Elkins now makes the Harlem district of New York City his home base. “That’s where I get my mail,” he said. “And ‘box.’ has proven to be more than I bargained for – to be much more revealing than I ever dreamed. What started as an attempt to answer the question for myself: ‘Is this what our lives are reduced to, just a cardboard box?’ has opened up so many more questions and emotions in the people who come to share in my show.
“I’ve found that regardless where I perform it, whether in the States or South Africa, audiences are drawn to the similarities in their lives: the sense of loss, the physical objects passed down through generations, the things that we need to surrender, the need to move forward after suffering defeat. It’s a very cathartic piece of theater.”
Last fall, when Elkins performed “box.” at the Pagosa Springs Performing Arts Center, a group of Durango fans drove over to see it. In the talkback after the show, Elkins revealed how long the piece had been percolating in his mind, since the death of his son.
“I had to pick up all his things,” Elkins said after the Pagosa performance. “And that’s where the idea about the process of packing and unpacking boxes began. I worked on it (the play), then shelved it for about five years. I didn’t know how to end it.”
Over the next year and a half, Elkins said, the process of figuring out an ending and how to incorporate other losses and life shifts evolved. And, he got wise counsel, he said.
“My collaborator and director for my show, Karla Knudsen, was a colleague from my days at Savannah College of Art and Design. Karla and I had started this piece in the spring of 2012, but due to my commitments at Fort Lewis and her busy schedule, we just couldn’t find a mutual time to complete it,” he said. “I promised myself, however, that as soon as I stepped out of the classroom, I had to finish my play.
“To be honest, I can’t say leaving Fort Lewis was the best decision I’ve ever made – it certainly has not been my worst. I’ve always been of the mind that decisions are made in the moment and based upon the knowledge we have – as well as the dreams we want to fulfill. I look back on a very fulfilling career in high education and figure I still had several years of an active career doing something else.
“Some people might have thought I was crazy, or crazier, but I don’t regret the decision. Not at all. I’ve been having a whole new learning experience – learning about life in a completely different way and loving the opportunity,” he said.
Currently, Elkins is rehearsing a new musical satire based on early black-and-white movie musicals, “With a Song in my Fists.” It will be performed at the Theatre Row Off-Broadway venue at the end of June. In August, he’s off to Edinburgh to fulfill a lifetime dream of performing in the famous Fringe Festival, the largest and most well-known performance festival of its kind in the world, and in the fall, he’ll direct “Oliver” in Tennessee.
“Other than that, my calendar is looking pretty open,” Elkins said.
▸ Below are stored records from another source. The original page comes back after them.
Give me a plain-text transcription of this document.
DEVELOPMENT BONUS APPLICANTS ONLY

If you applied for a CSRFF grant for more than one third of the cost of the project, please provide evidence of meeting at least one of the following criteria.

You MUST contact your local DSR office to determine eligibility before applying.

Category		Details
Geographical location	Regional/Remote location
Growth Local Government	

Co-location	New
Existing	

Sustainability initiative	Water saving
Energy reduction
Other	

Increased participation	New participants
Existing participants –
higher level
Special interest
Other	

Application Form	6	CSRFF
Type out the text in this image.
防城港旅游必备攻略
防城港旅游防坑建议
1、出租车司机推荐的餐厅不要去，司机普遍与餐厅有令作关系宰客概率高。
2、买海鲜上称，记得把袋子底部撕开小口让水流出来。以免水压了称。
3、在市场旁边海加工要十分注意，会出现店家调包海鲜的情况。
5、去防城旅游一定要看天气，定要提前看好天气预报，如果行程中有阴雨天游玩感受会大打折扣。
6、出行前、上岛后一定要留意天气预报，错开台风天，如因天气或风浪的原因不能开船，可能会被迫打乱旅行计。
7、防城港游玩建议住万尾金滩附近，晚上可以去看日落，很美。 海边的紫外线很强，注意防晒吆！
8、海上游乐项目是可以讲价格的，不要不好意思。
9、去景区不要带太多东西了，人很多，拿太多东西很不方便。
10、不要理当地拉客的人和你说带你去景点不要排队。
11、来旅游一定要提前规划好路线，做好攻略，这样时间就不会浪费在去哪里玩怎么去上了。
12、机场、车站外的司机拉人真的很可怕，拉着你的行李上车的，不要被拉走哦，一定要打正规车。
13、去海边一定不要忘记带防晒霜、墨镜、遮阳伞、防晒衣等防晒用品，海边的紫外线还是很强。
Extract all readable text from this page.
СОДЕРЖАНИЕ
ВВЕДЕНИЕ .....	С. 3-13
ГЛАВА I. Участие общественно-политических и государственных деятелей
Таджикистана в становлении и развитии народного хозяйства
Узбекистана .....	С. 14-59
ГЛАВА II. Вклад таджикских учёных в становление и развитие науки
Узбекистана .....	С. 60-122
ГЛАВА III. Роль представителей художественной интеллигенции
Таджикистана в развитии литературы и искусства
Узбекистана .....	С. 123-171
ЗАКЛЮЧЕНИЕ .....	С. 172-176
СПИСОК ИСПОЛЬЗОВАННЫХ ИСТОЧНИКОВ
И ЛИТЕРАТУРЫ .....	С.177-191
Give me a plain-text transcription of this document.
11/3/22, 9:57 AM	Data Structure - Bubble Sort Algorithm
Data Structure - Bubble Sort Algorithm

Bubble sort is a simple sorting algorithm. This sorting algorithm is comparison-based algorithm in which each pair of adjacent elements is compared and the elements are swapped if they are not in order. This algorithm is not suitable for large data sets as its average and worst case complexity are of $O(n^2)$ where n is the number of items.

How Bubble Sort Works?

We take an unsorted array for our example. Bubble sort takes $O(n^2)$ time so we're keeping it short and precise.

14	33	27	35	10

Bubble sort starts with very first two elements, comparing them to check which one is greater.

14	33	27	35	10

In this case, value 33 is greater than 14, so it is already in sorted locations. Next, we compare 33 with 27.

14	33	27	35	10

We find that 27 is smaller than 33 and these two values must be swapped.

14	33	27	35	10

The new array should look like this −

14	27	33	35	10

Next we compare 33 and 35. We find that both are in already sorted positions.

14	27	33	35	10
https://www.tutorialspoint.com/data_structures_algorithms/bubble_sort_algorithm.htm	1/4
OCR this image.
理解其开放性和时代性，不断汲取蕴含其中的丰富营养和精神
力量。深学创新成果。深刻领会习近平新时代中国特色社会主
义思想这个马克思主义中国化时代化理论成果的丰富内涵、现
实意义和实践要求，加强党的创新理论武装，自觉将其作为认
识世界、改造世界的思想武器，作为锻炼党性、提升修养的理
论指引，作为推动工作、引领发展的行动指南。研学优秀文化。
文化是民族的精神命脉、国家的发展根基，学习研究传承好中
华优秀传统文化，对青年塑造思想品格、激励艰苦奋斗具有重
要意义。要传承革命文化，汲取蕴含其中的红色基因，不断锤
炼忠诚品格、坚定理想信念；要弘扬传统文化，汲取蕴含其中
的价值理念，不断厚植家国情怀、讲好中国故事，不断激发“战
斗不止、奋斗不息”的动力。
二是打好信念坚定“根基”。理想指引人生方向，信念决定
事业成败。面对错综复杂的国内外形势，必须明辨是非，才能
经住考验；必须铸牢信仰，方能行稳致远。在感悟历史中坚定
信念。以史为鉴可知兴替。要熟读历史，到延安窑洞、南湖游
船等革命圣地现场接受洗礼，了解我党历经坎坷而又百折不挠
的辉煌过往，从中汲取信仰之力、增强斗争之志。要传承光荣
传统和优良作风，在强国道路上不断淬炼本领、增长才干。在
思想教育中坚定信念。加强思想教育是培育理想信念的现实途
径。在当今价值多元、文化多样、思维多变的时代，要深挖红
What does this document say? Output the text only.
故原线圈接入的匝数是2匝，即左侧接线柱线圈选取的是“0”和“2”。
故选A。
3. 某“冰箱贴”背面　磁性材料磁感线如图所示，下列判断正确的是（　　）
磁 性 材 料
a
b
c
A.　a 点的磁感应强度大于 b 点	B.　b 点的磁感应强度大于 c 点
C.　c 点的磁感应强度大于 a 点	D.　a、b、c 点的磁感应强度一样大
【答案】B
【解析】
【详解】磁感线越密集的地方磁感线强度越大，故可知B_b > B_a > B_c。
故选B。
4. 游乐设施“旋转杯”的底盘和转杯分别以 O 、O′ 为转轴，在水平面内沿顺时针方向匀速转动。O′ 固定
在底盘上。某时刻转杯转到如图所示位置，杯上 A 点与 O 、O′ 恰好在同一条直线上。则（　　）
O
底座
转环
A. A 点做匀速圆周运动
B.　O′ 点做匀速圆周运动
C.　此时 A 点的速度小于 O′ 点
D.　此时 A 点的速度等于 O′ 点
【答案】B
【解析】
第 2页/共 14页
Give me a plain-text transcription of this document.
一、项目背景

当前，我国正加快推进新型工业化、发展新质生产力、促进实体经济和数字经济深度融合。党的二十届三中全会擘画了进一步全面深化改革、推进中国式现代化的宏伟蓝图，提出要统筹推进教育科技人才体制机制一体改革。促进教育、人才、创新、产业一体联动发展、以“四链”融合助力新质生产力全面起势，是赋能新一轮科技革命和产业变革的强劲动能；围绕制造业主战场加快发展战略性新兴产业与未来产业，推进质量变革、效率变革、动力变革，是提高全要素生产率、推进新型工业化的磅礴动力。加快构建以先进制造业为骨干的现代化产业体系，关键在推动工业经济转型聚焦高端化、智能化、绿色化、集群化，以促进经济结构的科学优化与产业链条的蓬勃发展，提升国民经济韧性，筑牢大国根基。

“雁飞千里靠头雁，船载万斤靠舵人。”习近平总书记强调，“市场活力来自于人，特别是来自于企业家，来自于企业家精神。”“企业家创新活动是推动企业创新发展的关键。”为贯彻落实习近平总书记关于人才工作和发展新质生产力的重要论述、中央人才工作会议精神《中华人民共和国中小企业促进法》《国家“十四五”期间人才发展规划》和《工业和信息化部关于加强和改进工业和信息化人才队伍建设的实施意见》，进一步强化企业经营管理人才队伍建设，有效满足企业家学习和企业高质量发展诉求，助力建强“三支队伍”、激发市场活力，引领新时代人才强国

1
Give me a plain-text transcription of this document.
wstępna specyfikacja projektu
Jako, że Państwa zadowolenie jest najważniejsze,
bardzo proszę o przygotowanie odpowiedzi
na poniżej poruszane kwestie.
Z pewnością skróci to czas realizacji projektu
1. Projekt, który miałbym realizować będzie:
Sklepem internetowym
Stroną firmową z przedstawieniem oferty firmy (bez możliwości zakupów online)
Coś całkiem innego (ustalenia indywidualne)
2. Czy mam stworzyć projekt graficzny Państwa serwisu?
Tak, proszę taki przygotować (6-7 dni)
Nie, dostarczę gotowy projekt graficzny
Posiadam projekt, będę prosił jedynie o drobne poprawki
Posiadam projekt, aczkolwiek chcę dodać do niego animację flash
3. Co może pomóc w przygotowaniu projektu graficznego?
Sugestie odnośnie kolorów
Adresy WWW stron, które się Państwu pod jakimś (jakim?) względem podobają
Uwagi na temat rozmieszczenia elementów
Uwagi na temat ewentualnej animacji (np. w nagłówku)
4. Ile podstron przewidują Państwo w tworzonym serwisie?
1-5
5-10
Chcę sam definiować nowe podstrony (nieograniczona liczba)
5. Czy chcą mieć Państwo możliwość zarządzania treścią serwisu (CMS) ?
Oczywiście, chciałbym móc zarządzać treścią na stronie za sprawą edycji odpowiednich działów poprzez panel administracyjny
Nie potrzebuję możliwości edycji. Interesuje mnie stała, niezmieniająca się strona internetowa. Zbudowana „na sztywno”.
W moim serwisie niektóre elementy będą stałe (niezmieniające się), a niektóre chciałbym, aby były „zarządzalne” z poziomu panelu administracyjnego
Fans of Elkins’ many roles with his home-away-from-home, the Pagosa Springs Performing Arts Center, will not see him in the 2019 lineup of Thingamajig musicals performed in repertory.
“It’s because of my August commitment in Edinburgh,” Elkins said. “I wasn’t available for any summer season anywhere.”
But once in Scotland, Elkins said, he’ll start “shopping the show around again, to see where I can go with it. And, in the meantime, I’ve started working on another one-man show that I want to get up and on its feet in the next six to nine months.”
The title or theme will be revealed at a later date, Elkins said, adding, “Getting to do your own work like this is such a scary and yet fulfilling sensation.”
Judith Reynolds is an arts journalist and member of the American Theatre Critics Association.